As we suffer through another pointless Daylight Saving Time, I’m thinking of rituals that have lost their meaning.  Life is full of them.  We do things because we’ve always done them this way and even when they become harmful because of the way lifestyles change (auto accidents, for example, increase after shorting people of an hour’s sleep) we can’t seem to let go.  DST alone should’ve been enough to convince those who claimed religion would simply go away when science kicked in that they are wrong.  This is one reason that I’ve always found the origins of ideas fascinating.  Why did people believe this?  Why did they do this?  What started this whole process?  (Just to be clear, I’m not asking this about DST; I’ve written about that before.)

We can’t know the ultimate origins of religion.  I’ve suggested in the past that what we would term religious behavior has clear origins in the behavior of animals.  A somewhat fully developed consciousness provides incentive to rationalize such behavior.  The earliest organized religion of which we know involved state functionaries (priests) supporting, probably for sincerely believed reasons, the “secular” government.  Kings and priests needed each other and people quickly conformed.  Even when those on the inside came to realize that they were merely pretending, they kept on doing so.  It was too late (or if DST, too early) to change anything, so the mascarade continued.  Tracing the history of religious ideas reveals perhaps more than we want to know.  And human beings are natural actors.
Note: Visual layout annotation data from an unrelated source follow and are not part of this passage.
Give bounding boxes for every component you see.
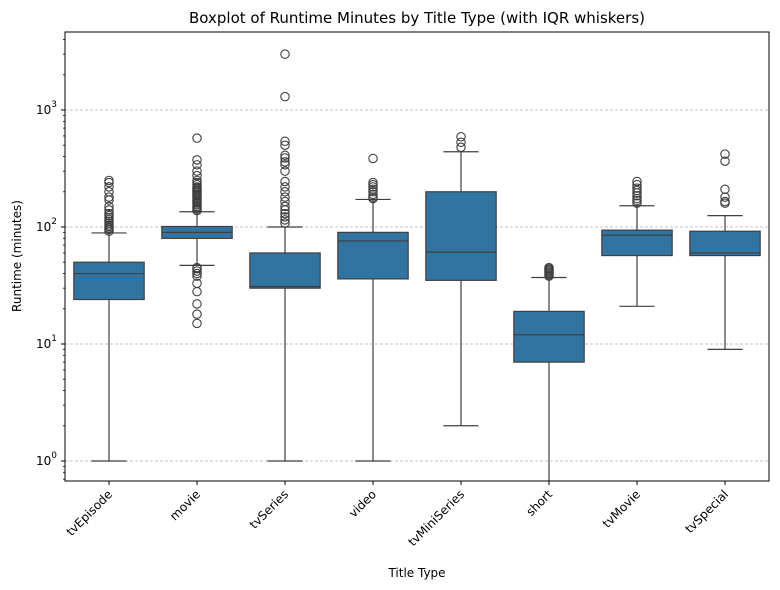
outlier-point [104, 175, 114, 186]
outlier-point [192, 268, 202, 279]
iqr-box [337, 231, 409, 280]
iqr-box [601, 229, 673, 257]
box-tvMiniSeries [425, 132, 497, 427]
outlier-point [632, 185, 642, 196]
outlier-point [368, 192, 378, 202]
y-axis-label: Runtime (minutes) [10, 200, 24, 312]
x-tick-label: movie [167, 487, 203, 523]
outlier-point [192, 318, 202, 329]
iqr-box [513, 310, 585, 363]
outlier-point [280, 208, 290, 219]
box-video [337, 153, 409, 462]
outlier-point [456, 137, 466, 148]
x-tick-label: tvMiniSeries [405, 487, 467, 549]
outlier-point [104, 187, 114, 197]
outlier-point [280, 182, 290, 192]
iqr-box [425, 191, 497, 281]
outlier-point [192, 309, 202, 319]
box-tvSpecial [689, 149, 761, 350]
outlier-point [104, 182, 114, 192]
outlier-point [280, 136, 290, 147]
outlier-point [456, 142, 466, 153]
outlier-point [192, 262, 202, 273]
outlier-point [368, 189, 378, 200]
outlier-point [280, 218, 290, 228]
outlier-point [192, 286, 202, 297]
plot-frame [64, 31, 770, 482]
outlier-point [720, 196, 730, 207]
y-tick-label: 100 [36, 451, 57, 468]
outlier-point [632, 176, 642, 187]
outlier-point [192, 266, 202, 276]
outlier-point [368, 187, 378, 197]
outlier-point [280, 192, 290, 202]
x-axis: tvEpisode movie tvSeries video tvMiniSeries s… [64, 481, 731, 549]
outlier-point [280, 176, 290, 187]
outlier-point [280, 215, 290, 225]
outlier-point [104, 201, 114, 212]
outlier-point [720, 192, 730, 202]
outlier-point [280, 212, 290, 222]
outlier-point [544, 262, 554, 273]
grid-lines [65, 109, 769, 462]
outlier-point [720, 149, 730, 159]
box-short [513, 262, 585, 481]
outlier-point [456, 132, 466, 142]
y-tick-label: 101 [36, 334, 57, 351]
outlier-point [632, 190, 642, 201]
iqr-box [73, 261, 145, 301]
outlier-point [280, 187, 290, 197]
outlier-point [368, 182, 378, 192]
x-tick-label: tvMovie [600, 487, 643, 530]
outlier-point [280, 160, 290, 170]
outlier-point [280, 166, 290, 176]
outlier-point [104, 192, 114, 202]
outlier-point [192, 175, 202, 186]
outlier-point [368, 184, 378, 195]
box-tvMovie [601, 176, 673, 307]
x-tick-label: short [523, 487, 555, 519]
outlier-point [280, 201, 290, 212]
iqr-box [689, 230, 761, 257]
y-tick-label: 103 [36, 100, 57, 117]
outlier-point [192, 299, 202, 309]
outlier-point [720, 184, 730, 195]
outlier-point [368, 177, 378, 188]
box-movie [161, 133, 233, 329]
outlier-point [280, 140, 290, 150]
outlier-point [720, 156, 730, 166]
iqr-box [249, 252, 321, 289]
x-tick-label: tvSeries [247, 487, 291, 531]
x-tick-label: tvEpisode [64, 487, 116, 539]
outlier-point [192, 160, 202, 170]
y-tick-label: 102 [36, 217, 57, 234]
box-tvSeries [249, 49, 321, 462]
outlier-point [192, 278, 202, 289]
outlier-point [192, 182, 202, 192]
x-axis-label: Title Type [387, 566, 445, 580]
x-tick-label: tvSpecial [682, 487, 731, 536]
outlier-point [104, 208, 114, 219]
y-axis: 100 101 102 103 [36, 39, 65, 480]
outlier-point [280, 49, 290, 59]
outlier-point [280, 196, 290, 207]
outlier-point [192, 170, 202, 181]
chart-title: Boxplot of Runtime Minutes by Title Type… [189, 9, 645, 27]
x-tick-label: video [346, 487, 379, 520]
outlier-point [104, 205, 114, 215]
outlier-point [368, 153, 378, 164]
outlier-point [632, 179, 642, 190]
outlier-point [632, 183, 642, 193]
outlier-point [192, 155, 202, 165]
outlier-point [280, 150, 290, 161]
outlier-point [280, 157, 290, 167]
boxes-layer [73, 49, 761, 481]
outlier-point [192, 166, 202, 176]
outlier-point [280, 153, 290, 163]
outlier-point [632, 198, 642, 208]
box-tvEpisode [73, 175, 145, 462]
outlier-point [192, 133, 202, 143]
outlier-point [280, 91, 290, 102]
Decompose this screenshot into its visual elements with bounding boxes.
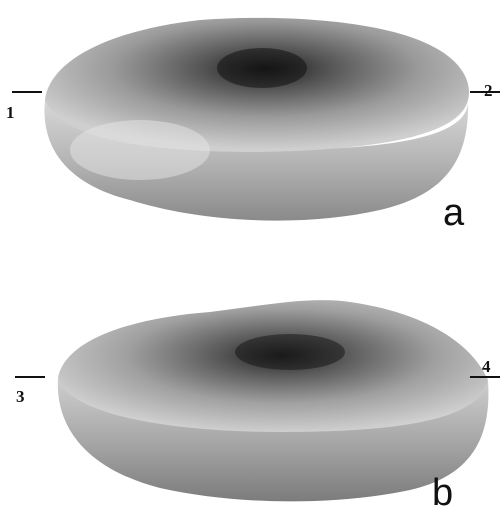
left-marker: 1 [6,103,15,122]
depression [217,48,307,88]
right-marker: 4 [482,357,491,376]
cell-surface-side [57,378,489,502]
depression [235,334,345,370]
panel-a: 1 2 a [6,17,500,234]
left-marker: 3 [16,387,25,406]
panel-b: 3 4 b [15,300,500,510]
right-marker: 2 [484,81,493,100]
panel-label: b [432,472,453,510]
cell-surface-side [44,100,469,221]
panel-label: a [443,192,465,234]
highlight [70,120,210,180]
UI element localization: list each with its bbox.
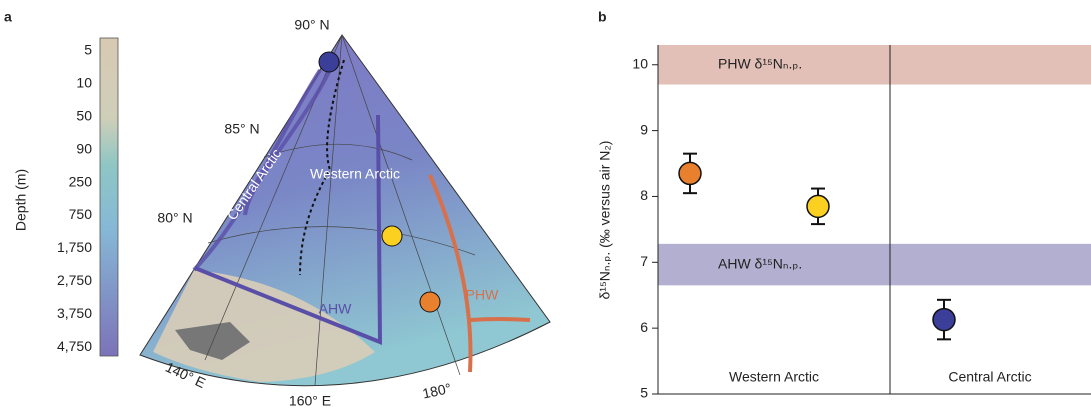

Once, while in a restaurant, I sat near the kitchen.  The smiling servers, as they neared that portal lost their smiles and harried looks came to their faces as they told frantic cooks what the couple at table eight wanted.  Yet they continued to pretend they were happy when at table-side.  Or think of work with its “public facing” information that is inevitably different from what is known by those on the inside of the company.  Actors.  We’re all actors.  Perhaps it’s the price to pay for living in a civilization.  If we stopped to think about why we’re doing something as inane as pretending five o’clock is now six o’clock, or even that all people are the same and should be at work between nine and five, society could not stand the scrutiny.  Anarchy would erupt in the streets.  We should be thankful that people don’t think about these things too deeply.  Or, then again, maybe I didn’t get enough sleep last night.